Patient engagement should be a critical piece of the Federal Health IT Strategic Plan, public comment on a draft indicates.
The Strategic Plan Workgroup of the federal Health IT Policy Committee discussed the feedback on the draft plan at a meeting Tuesday. The workgroup will consider the feedback as it prepares its final draft to present at the April 21 meeting of the full committee.
The workgroup, with input from the full policy committee and the public, has produced a draft framework, which focuses on the goals, principles, objectives, and strategies related to four key areas:
- Learning health system
- Meaningful use of health IT
- Privacy and security
- Policy and technical infrastructure
Many of the public's comments focused on the patient's role in his or her own care and how information technology might assist patients in engagement. Increasing the engagement of patients and caregivers is a meaningful use milestone, said Paul Tang, MD, vice chairman of the Health IT Policy Committee and chairman of Strategic Plan Workgroup.
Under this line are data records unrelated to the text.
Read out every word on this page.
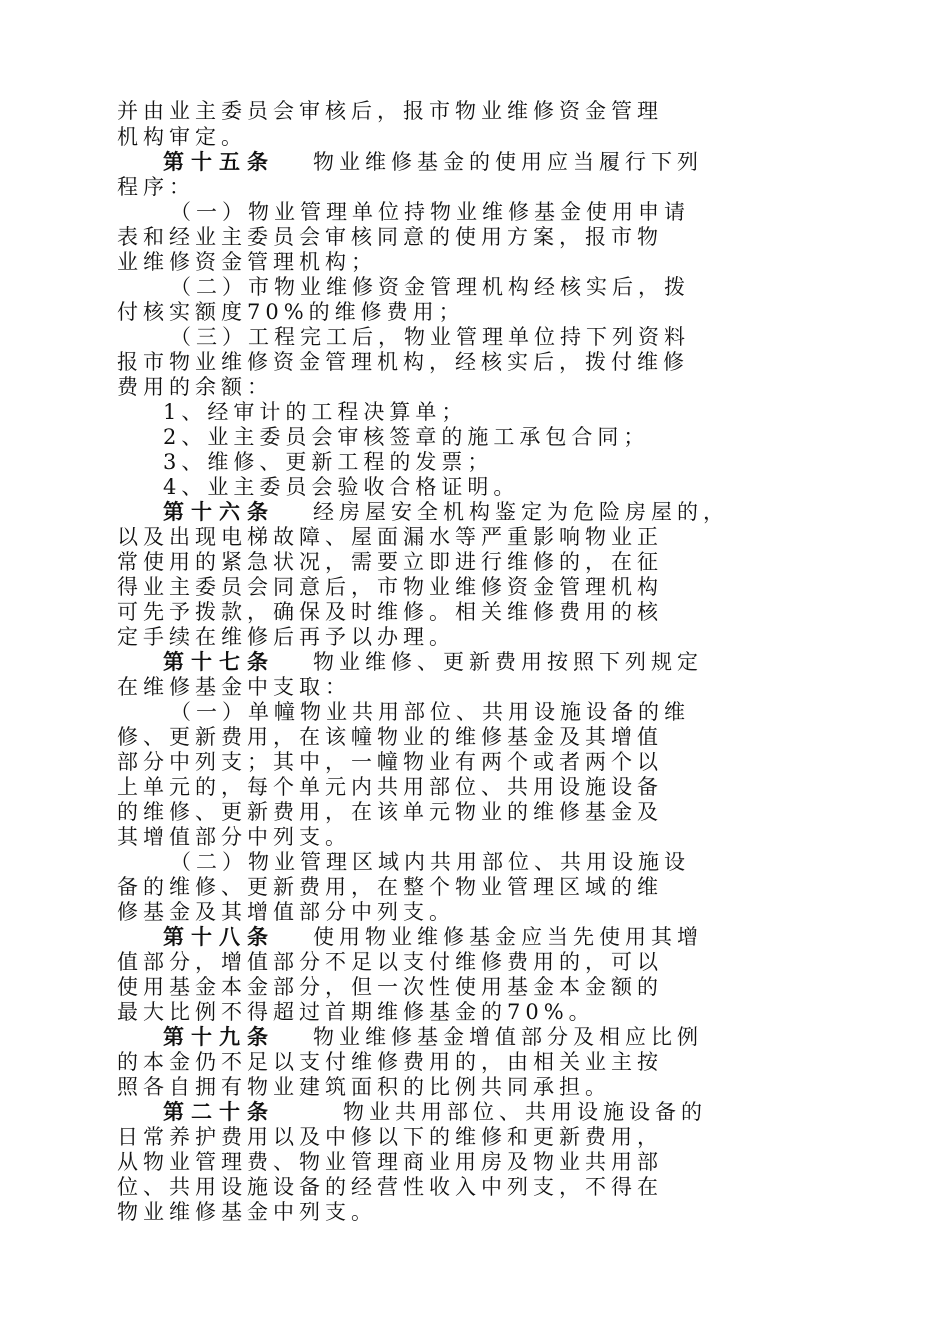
并由业主委员会审核后，报市物业维修资金管理

机构审定。

第十五条 物业维修基金的使用应当履行下列

程序：

（一）物业管理单位持物业维修基金使用申请

表和经业主委员会审核同意的使用方案，报市物

业维修资金管理机构；

（二）市物业维修资金管理机构经核实后，拨

付核实额度70%的维修费用；

（三）工程完工后，物业管理单位持下列资料

报市物业维修资金管理机构，经核实后，拨付维修

费用的余额：

1、经审计的工程决算单；

2、业主委员会审核签章的施工承包合同；

3、维修、更新工程的发票；

4、业主委员会验收合格证明。

第十六条 经房屋安全机构鉴定为危险房屋的，

以及出现电梯故障、屋面漏水等严重影响物业正

常使用的紧急状况，需要立即进行维修的，在征

得业主委员会同意后，市物业维修资金管理机构

可先予拨款，确保及时维修。相关维修费用的核

定手续在维修后再予以办理。

第十七条 物业维修、更新费用按照下列规定

在维修基金中支取：

（一）单幢物业共用部位、共用设施设备的维

修、更新费用，在该幢物业的维修基金及其增值

部分中列支；其中，一幢物业有两个或者两个以

上单元的，每个单元内共用部位、共用设施设备

的维修、更新费用，在该单元物业的维修基金及

其增值部分中列支。

（二）物业管理区域内共用部位、共用设施设

备的维修、更新费用，在整个物业管理区域的维

修基金及其增值部分中列支。

第十八条 使用物业维修基金应当先使用其增

值部分，增值部分不足以支付维修费用的，可以

使用基金本金部分，但一次性使用基金本金额的

最大比例不得超过首期维修基金的70%。

第十九条 物业维修基金增值部分及相应比例

的本金仍不足以支付维修费用的，由相关业主按

照各自拥有物业建筑面积的比例共同承担。

第二十条	物业共用部位、共用设施设备的

日常养护费用以及中修以下的维修和更新费用，

从物业管理费、物业管理商业用房及物业共用部

位、共用设施设备的经营性收入中列支，不得在

物业维修基金中列支。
"[EHR adoption] is a people issue not necessarily just technology…" commented Carl Ahmed, on the Federal Advisory Committee blog. "People don't want to change their behavior. Eighty percent of the ONC effort should be on this and 20 percent on everything else ONC has proposed so far."
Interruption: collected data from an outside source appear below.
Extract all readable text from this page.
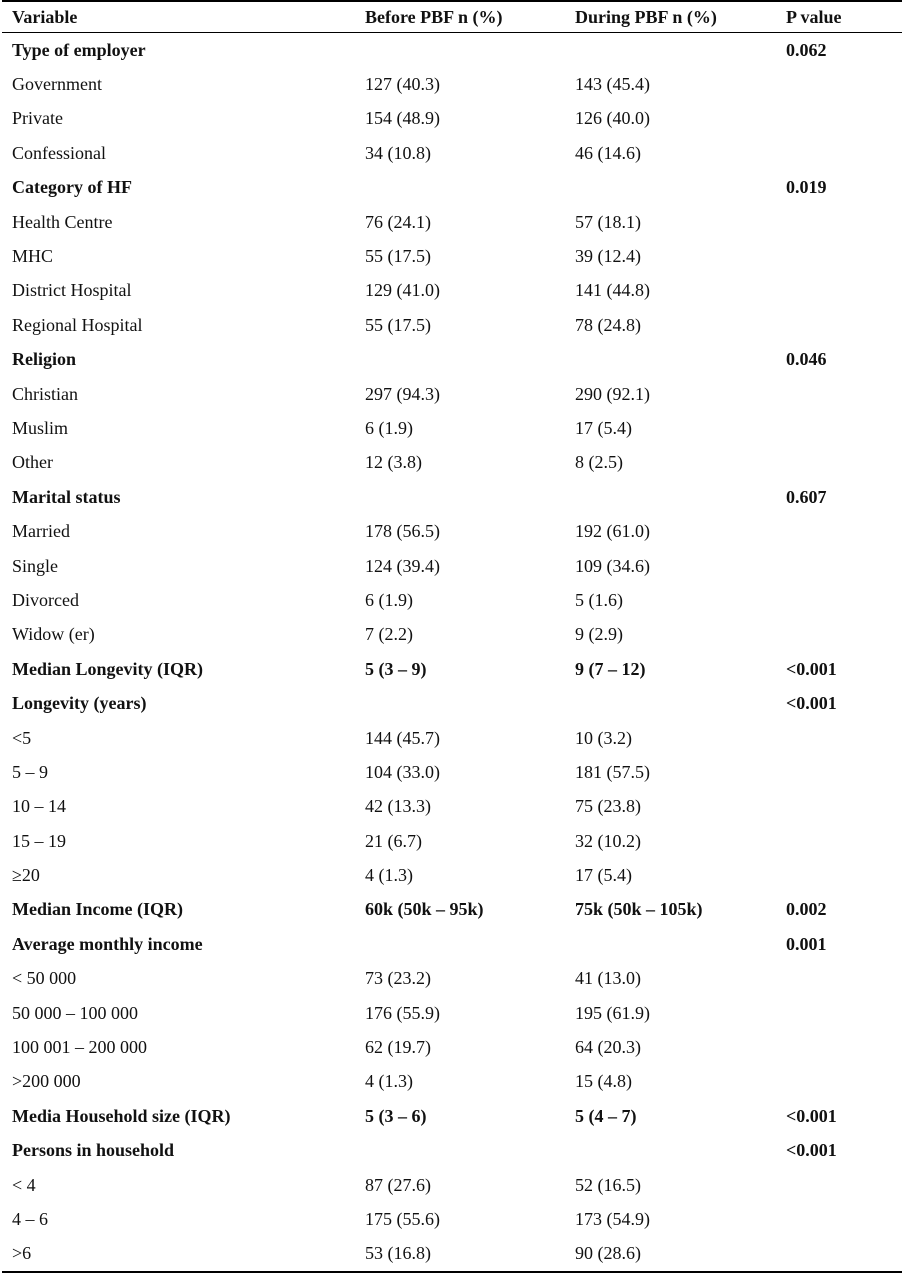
Variable	Before PBF n (%)	During PBF n (%)	P value
Type of employer			0.062
Government	127 (40.3)	143 (45.4)	
Private	154 (48.9)	126 (40.0)	
Confessional	34 (10.8)	46 (14.6)	
Category of HF			0.019
Health Centre	76 (24.1)	57 (18.1)	
MHC	55 (17.5)	39 (12.4)	
District Hospital	129 (41.0)	141 (44.8)	
Regional Hospital	55 (17.5)	78 (24.8)	
Religion			0.046
Christian	297 (94.3)	290 (92.1)	
Muslim	6 (1.9)	17 (5.4)	
Other	12 (3.8)	8 (2.5)	
Marital status			0.607
Married	178 (56.5)	192 (61.0)	
Single	124 (39.4)	109 (34.6)	
Divorced	6 (1.9)	5 (1.6)	
Widow (er)	7 (2.2)	9 (2.9)	
Median Longevity (IQR)	5 (3 – 9)	9 (7 – 12)	<0.001
Longevity (years)			<0.001
<5	144 (45.7)	10 (3.2)	
5 – 9	104 (33.0)	181 (57.5)	
10 – 14	42 (13.3)	75 (23.8)	
15 – 19	21 (6.7)	32 (10.2)	
≥20	4 (1.3)	17 (5.4)	
Median Income (IQR)	60k (50k – 95k)	75k (50k – 105k)	0.002
Average monthly income			0.001
< 50 000	73 (23.2)	41 (13.0)	
50 000 – 100 000	176 (55.9)	195 (61.9)	
100 001 – 200 000	62 (19.7)	64 (20.3)	
>200 000	4 (1.3)	15 (4.8)	
Media Household size (IQR)	5 (3 – 6)	5 (4 – 7)	<0.001
Persons in household			<0.001
< 4	87 (27.6)	52 (16.5)	
4 – 6	175 (55.6)	173 (54.9)	
>6	53 (16.8)	90 (28.6)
The idea of finding "proper ways" for patients to be engaged in their healthcare is the subject of demonstration projects and target of new research including the recent Strategic Health IT Advanced Research Projects (SHARP) awards, said presenter Patricia Flatley Brennan, national program director of Project HealthDesign, a Robert Wood Johnson Foundation funded initiative designed to stimulate the next generation of personal health records.
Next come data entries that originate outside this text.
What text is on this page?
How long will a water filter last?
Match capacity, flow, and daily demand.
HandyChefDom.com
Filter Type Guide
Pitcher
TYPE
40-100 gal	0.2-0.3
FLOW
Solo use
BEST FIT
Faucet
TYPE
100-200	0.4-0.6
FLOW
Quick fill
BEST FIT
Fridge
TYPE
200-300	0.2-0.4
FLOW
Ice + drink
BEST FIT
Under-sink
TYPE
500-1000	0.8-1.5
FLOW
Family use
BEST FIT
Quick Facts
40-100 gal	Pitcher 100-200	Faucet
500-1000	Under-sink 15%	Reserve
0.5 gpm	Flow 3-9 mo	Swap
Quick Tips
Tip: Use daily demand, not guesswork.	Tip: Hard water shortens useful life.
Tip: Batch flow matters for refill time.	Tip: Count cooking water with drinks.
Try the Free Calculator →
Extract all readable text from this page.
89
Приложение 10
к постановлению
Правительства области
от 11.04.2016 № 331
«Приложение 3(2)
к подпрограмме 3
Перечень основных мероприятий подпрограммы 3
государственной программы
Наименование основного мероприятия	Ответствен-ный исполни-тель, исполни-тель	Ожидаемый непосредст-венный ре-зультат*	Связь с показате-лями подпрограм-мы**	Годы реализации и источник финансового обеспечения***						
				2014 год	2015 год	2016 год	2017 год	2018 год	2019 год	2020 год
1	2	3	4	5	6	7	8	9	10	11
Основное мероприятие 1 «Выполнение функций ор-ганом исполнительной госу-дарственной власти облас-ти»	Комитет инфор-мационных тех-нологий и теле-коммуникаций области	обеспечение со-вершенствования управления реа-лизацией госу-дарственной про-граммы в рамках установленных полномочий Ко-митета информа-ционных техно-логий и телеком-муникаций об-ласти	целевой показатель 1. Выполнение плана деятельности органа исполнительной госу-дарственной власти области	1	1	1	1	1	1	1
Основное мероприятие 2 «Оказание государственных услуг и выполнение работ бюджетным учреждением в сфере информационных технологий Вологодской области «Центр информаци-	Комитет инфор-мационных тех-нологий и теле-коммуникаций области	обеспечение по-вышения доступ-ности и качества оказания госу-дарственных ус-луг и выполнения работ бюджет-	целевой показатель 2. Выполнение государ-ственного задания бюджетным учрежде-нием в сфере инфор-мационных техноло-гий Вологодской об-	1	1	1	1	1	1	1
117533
There is a need for increasing consumers' education to help patients understand their role in their care and how to access credible information to help them weigh credibility so that they can be "first class" participants in their own healthcare, Tang said.
"We are moving to a time of culture of change where health is more than healthcare… Tools are only as productive as the people who use them," commented Lavinia Weissman on the committee's blog. "HIT has a population and diversity of users that is overwhelming and to widely gain knowledge from many different populations I think we need to start small to move fast rapidly for broad distribution."
One caller at Tuesday's meeting suggested that the definition of meaningful use should be expanded beyond the systems that promote EHRs and look at the devices that help populate, capture and derive the data. He said that focusing solely on EHRS "perpetuates manual data entry."
Tang said the panel may look at the use of such devices in more depth at the April 21 meeting.